Refuse to load LavaDome within non-top documents

LavaMoat / LavaDome

Secure DOM trees isolation and encapsulation leveraging ShadowDOM

https://lavamoat.github.io/LavaDome/packages/core/demo/

MIT License

16 stars 3 forks source link

Refuse to load LavaDome within non-top documents #45

Closed weizman closed 3 days ago

weizman commented 2 weeks ago

Make sure the LavaDome code refuses to load in non-top documents from the start, to not allow attackers to reload the entire page within an iframe they control its environment. e.g:

const ifr = document.body.appendChild(document.createElement('iframe'));
const payload = `// hook into a primitive LavaDome counts on to steal its secret`;
ifr.contentWindow.eval(payload);
const html = await (await fetch('/')).text();
ifr.contentDocument.write(html);

weizman commented 3 days ago

I'm on the fence with this one.
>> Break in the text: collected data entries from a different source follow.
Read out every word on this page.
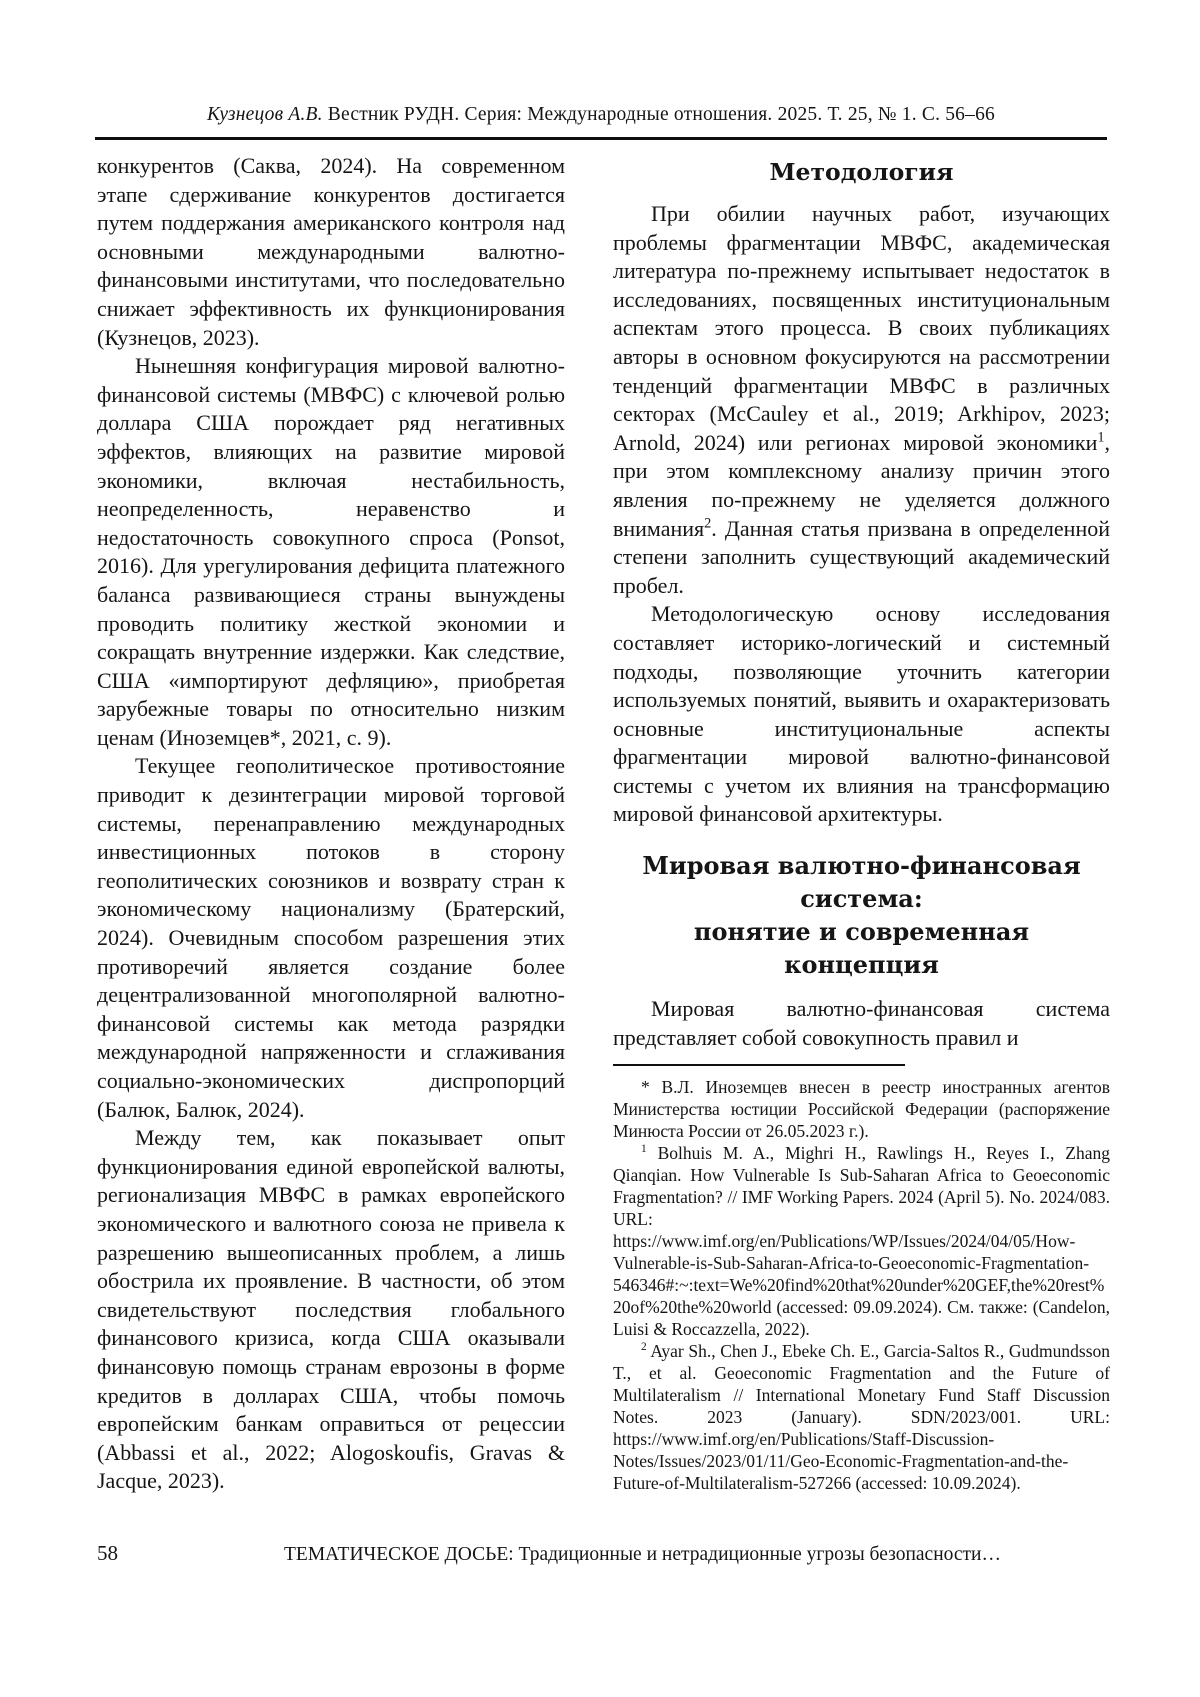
Кузнецов А.В. Вестник РУДН. Серия: Международные отношения. 2025. Т. 25, № 1. С. 56–66

конкурентов (Саква, 2024). На современном этапе сдерживание конкурентов достигается путем поддержания американского контроля над основными международными валютно-финансовыми институтами, что последовательно снижает эффективность их функционирования (Кузнецов, 2023).

Нынешняя конфигурация мировой валютно-финансовой системы (МВФС) с ключевой ролью доллара США порождает ряд негативных эффектов, влияющих на развитие мировой экономики, включая нестабильность, неопределенность, неравенство и недостаточность совокупного спроса (Ponsot, 2016). Для урегулирования дефицита платежного баланса развивающиеся страны вынуждены проводить политику жесткой экономии и сокращать внутренние издержки. Как следствие, США «импортируют дефляцию», приобретая зарубежные товары по относительно низким ценам (Иноземцев*, 2021, с. 9).

Текущее геополитическое противостояние приводит к дезинтеграции мировой торговой системы, перенаправлению международных инвестиционных потоков в сторону геополитических союзников и возврату стран к экономическому национализму (Братерский, 2024). Очевидным способом разрешения этих противоречий является создание более децентрализованной многополярной валютно-финансовой системы как метода разрядки международной напряженности и сглаживания социально-экономических диспропорций (Балюк, Балюк, 2024).

Между тем, как показывает опыт функционирования единой европейской валюты, регионализация МВФС в рамках европейского экономического и валютного союза не привела к разрешению вышеописанных проблем, а лишь обострила их проявление. В частности, об этом свидетельствуют последствия глобального финансового кризиса, когда США оказывали финансовую помощь странам еврозоны в форме кредитов в долларах США, чтобы помочь европейским банкам оправиться от рецессии (Abbassi et al., 2022; Alogoskoufis, Gravas & Jacque, 2023).

Методология

При обилии научных работ, изучающих проблемы фрагментации МВФС, академическая литература по-прежнему испытывает недостаток в исследованиях, посвященных институциональным аспектам этого процесса. В своих публикациях авторы в основном фокусируются на рассмотрении тенденций фрагментации МВФС в различных секторах (McCauley et al., 2019; Arkhipov, 2023; Arnold, 2024) или регионах мировой экономики$^1$, при этом комплексному анализу причин этого явления по-прежнему не уделяется должного внимания$^2$. Данная статья призвана в определенной степени заполнить существующий академический пробел.

Методологическую основу исследования составляет историко-логический и системный подходы, позволяющие уточнить категории используемых понятий, выявить и охарактеризовать основные институциональные аспекты фрагментации мировой валютно-финансовой системы с учетом их влияния на трансформацию мировой финансовой архитектуры.

Мировая валютно-финансовая система:
понятие и современная концепция

Мировая валютно-финансовая система представляет собой совокупность правил и

* В.Л. Иноземцев внесен в реестр иностранных агентов Министерства юстиции Российской Федерации (распоряжение Минюста России от 26.05.2023 г.).

$^1$ Bolhuis M. A., Mighri H., Rawlings H., Reyes I., Zhang Qianqian. How Vulnerable Is Sub-Saharan Africa to Geoeconomic Fragmentation? // IMF Working Papers. 2024 (April 5). No. 2024/083. URL: https://www.imf.org/en/Publications/WP/Issues/2024/04/05/How-Vulnerable-is-Sub-Saharan-Africa-to-Geoeconomic-Fragmentation-546346#:~:text=We%20find%20that%20under%20GEF,the%20rest%20of%20the%20world (accessed: 09.09.2024). См. также: (Candelon, Luisi & Roccazzella, 2022).

$^2$ Ayar Sh., Chen J., Ebeke Ch. E., Garcia-Saltos R., Gudmundsson T., et al. Geoeconomic Fragmentation and the Future of Multilateralism // International Monetary Fund Staff Discussion Notes. 2023 (January). SDN/2023/001. URL: https://www.imf.org/en/Publications/Staff-Discussion-Notes/Issues/2023/01/11/Geo-Economic-Fragmentation-and-the-Future-of-Multilateralism-527266 (accessed: 10.09.2024).

58	ТЕМАТИЧЕСКОЕ ДОСЬЕ: Традиционные и нетрадиционные угрозы безопасности…
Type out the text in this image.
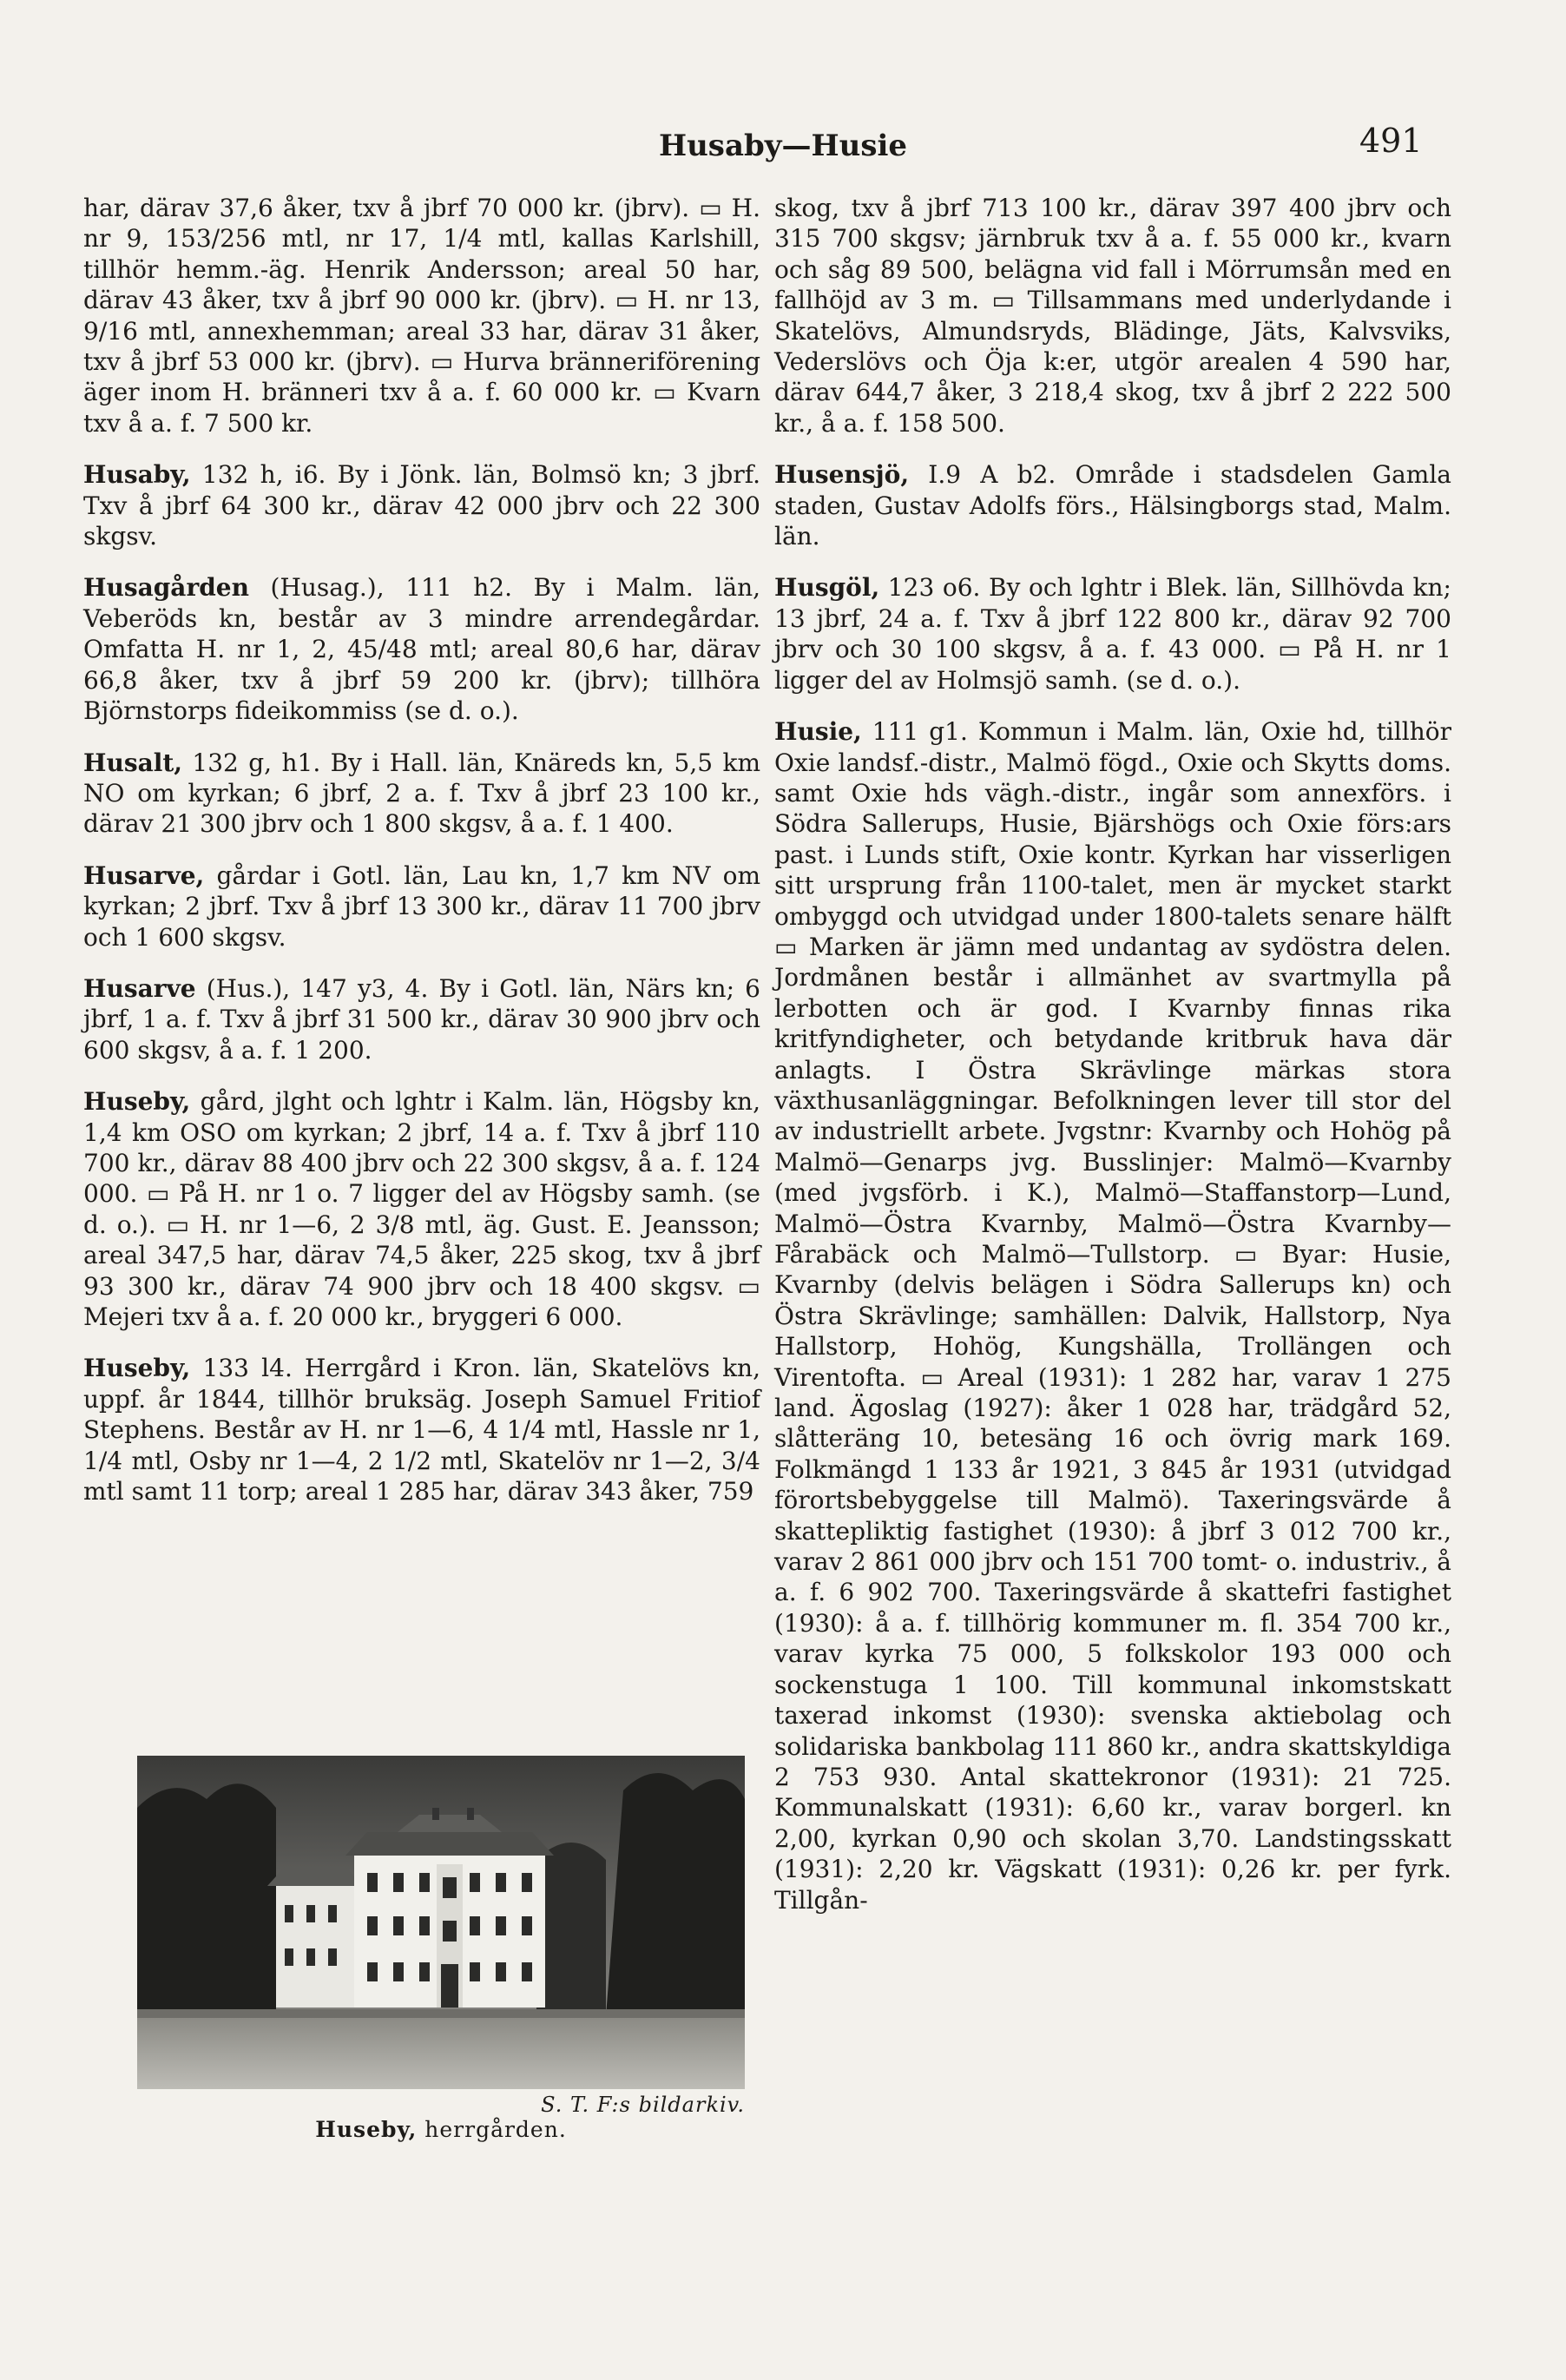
Husaby—Husie	491

har, därav 37,6 åker, txv å jbrf 70 000 kr. (jbrv). ▭ H. nr 9, 153/256 mtl, nr 17, 1/4 mtl, kallas Karlshill, tillhör hemm.-äg. Henrik Andersson; areal 50 har, därav 43 åker, txv å jbrf 90 000 kr. (jbrv). ▭ H. nr 13, 9/16 mtl, annexhemman; areal 33 har, därav 31 åker, txv å jbrf 53 000 kr. (jbrv). ▭ Hurva bränneriförening äger inom H. bränneri txv å a. f. 60 000 kr. ▭ Kvarn txv å a. f. 7 500 kr.

Husaby, 132 h, i6. By i Jönk. län, Bolmsö kn; 3 jbrf. Txv å jbrf 64 300 kr., därav 42 000 jbrv och 22 300 skgsv.

Husagården (Husag.), 111 h2. By i Malm. län, Veberöds kn, består av 3 mindre arrendegårdar. Omfatta H. nr 1, 2, 45/48 mtl; areal 80,6 har, därav 66,8 åker, txv å jbrf 59 200 kr. (jbrv); tillhöra Björnstorps fideikommiss (se d. o.).

Husalt, 132 g, h1. By i Hall. län, Knäreds kn, 5,5 km NO om kyrkan; 6 jbrf, 2 a. f. Txv å jbrf 23 100 kr., därav 21 300 jbrv och 1 800 skgsv, å a. f. 1 400.

Husarve, gårdar i Gotl. län, Lau kn, 1,7 km NV om kyrkan; 2 jbrf. Txv å jbrf 13 300 kr., därav 11 700 jbrv och 1 600 skgsv.

Husarve (Hus.), 147 y3, 4. By i Gotl. län, Närs kn; 6 jbrf, 1 a. f. Txv å jbrf 31 500 kr., därav 30 900 jbrv och 600 skgsv, å a. f. 1 200.

Huseby, gård, jlght och lghtr i Kalm. län, Högsby kn, 1,4 km OSO om kyrkan; 2 jbrf, 14 a. f. Txv å jbrf 110 700 kr., därav 88 400 jbrv och 22 300 skgsv, å a. f. 124 000. ▭ På H. nr 1 o. 7 ligger del av Högsby samh. (se d. o.). ▭ H. nr 1—6, 2 3/8 mtl, äg. Gust. E. Jeansson; areal 347,5 har, därav 74,5 åker, 225 skog, txv å jbrf 93 300 kr., därav 74 900 jbrv och 18 400 skgsv. ▭ Mejeri txv å a. f. 20 000 kr., bryggeri 6 000.

Huseby, 133 l4. Herrgård i Kron. län, Skatelövs kn, uppf. år 1844, tillhör bruksäg. Joseph Samuel Fritiof Stephens. Består av H. nr 1—6, 4 1/4 mtl, Hassle nr 1, 1/4 mtl, Osby nr 1—4, 2 1/2 mtl, Skatelöv nr 1—2, 3/4 mtl samt 11 torp; areal 1 285 har, därav 343 åker, 759

skog, txv å jbrf 713 100 kr., därav 397 400 jbrv och 315 700 skgsv; järnbruk txv å a. f. 55 000 kr., kvarn och såg 89 500, belägna vid fall i Mörrumsån med en fallhöjd av 3 m. ▭ Tillsammans med underlydande i Skatelövs, Almundsryds, Blädinge, Jäts, Kalvsviks, Vederslövs och Öja k:er, utgör arealen 4 590 har, därav 644,7 åker, 3 218,4 skog, txv å jbrf 2 222 500 kr., å a. f. 158 500.

Husensjö, I.9 A b2. Område i stadsdelen Gamla staden, Gustav Adolfs förs., Hälsingborgs stad, Malm. län.

Husgöl, 123 o6. By och lghtr i Blek. län, Sillhövda kn; 13 jbrf, 24 a. f. Txv å jbrf 122 800 kr., därav 92 700 jbrv och 30 100 skgsv, å a. f. 43 000. ▭ På H. nr 1 ligger del av Holmsjö samh. (se d. o.).

Husie, 111 g1. Kommun i Malm. län, Oxie hd, tillhör Oxie landsf.-distr., Malmö fögd., Oxie och Skytts doms. samt Oxie hds vägh.-distr., ingår som annexförs. i Södra Sallerups, Husie, Bjärshögs och Oxie förs:ars past. i Lunds stift, Oxie kontr. Kyrkan har visserligen sitt ursprung från 1100-talet, men är mycket starkt ombyggd och utvidgad under 1800-talets senare hälft ▭ Marken är jämn med undantag av sydöstra delen. Jordmånen består i allmänhet av svartmylla på lerbotten och är god. I Kvarnby finnas rika kritfyndigheter, och betydande kritbruk hava där anlagts. I Östra Skrävlinge märkas stora växthusanläggningar. Befolkningen lever till stor del av industriellt arbete. Jvgstnr: Kvarnby och Hohög på Malmö—Genarps jvg. Busslinjer: Malmö—Kvarnby (med jvgsförb. i K.), Malmö—Staffanstorp—Lund, Malmö—Östra Kvarnby, Malmö—Östra Kvarnby—Fårabäck och Malmö—Tullstorp. ▭ Byar: Husie, Kvarnby (delvis belägen i Södra Sallerups kn) och Östra Skrävlinge; samhällen: Dalvik, Hallstorp, Nya Hallstorp, Hohög, Kungshälla, Trollängen och Virentofta. ▭ Areal (1931): 1 282 har, varav 1 275 land. Ägoslag (1927): åker 1 028 har, trädgård 52, slåtteräng 10, betesäng 16 och övrig mark 169. Folkmängd 1 133 år 1921, 3 845 år 1931 (utvidgad förortsbebyggelse till Malmö). Taxeringsvärde å skattepliktig fastighet (1930): å jbrf 3 012 700 kr., varav 2 861 000 jbrv och 151 700 tomt- o. industriv., å a. f. 6 902 700. Taxeringsvärde å skattefri fastighet (1930): å a. f. tillhörig kommuner m. fl. 354 700 kr., varav kyrka 75 000, 5 folkskolor 193 000 och sockenstuga 1 100. Till kommunal inkomstskatt taxerad inkomst (1930): svenska aktiebolag och solidariska bankbolag 111 860 kr., andra skattskyldiga 2 753 930. Antal skattekronor (1931): 21 725. Kommunalskatt (1931): 6,60 kr., varav borgerl. kn 2,00, kyrkan 0,90 och skolan 3,70. Landstingsskatt (1931): 2,20 kr. Vägskatt (1931): 0,26 kr. per fyrk. Tillgån-

S. T. F:s bildarkiv.
Huseby, herrgården.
I can think of legit use cases (XO iframe where LavaDome is integrated), and then if I want to support non-top docs conditionally it's practically impossible to do so safely, because passing a bool arg indicating whether to run or not can also be tampered by the attacker..

Closing for now, also because I'm not sure there's an actual attack surface here to begin with.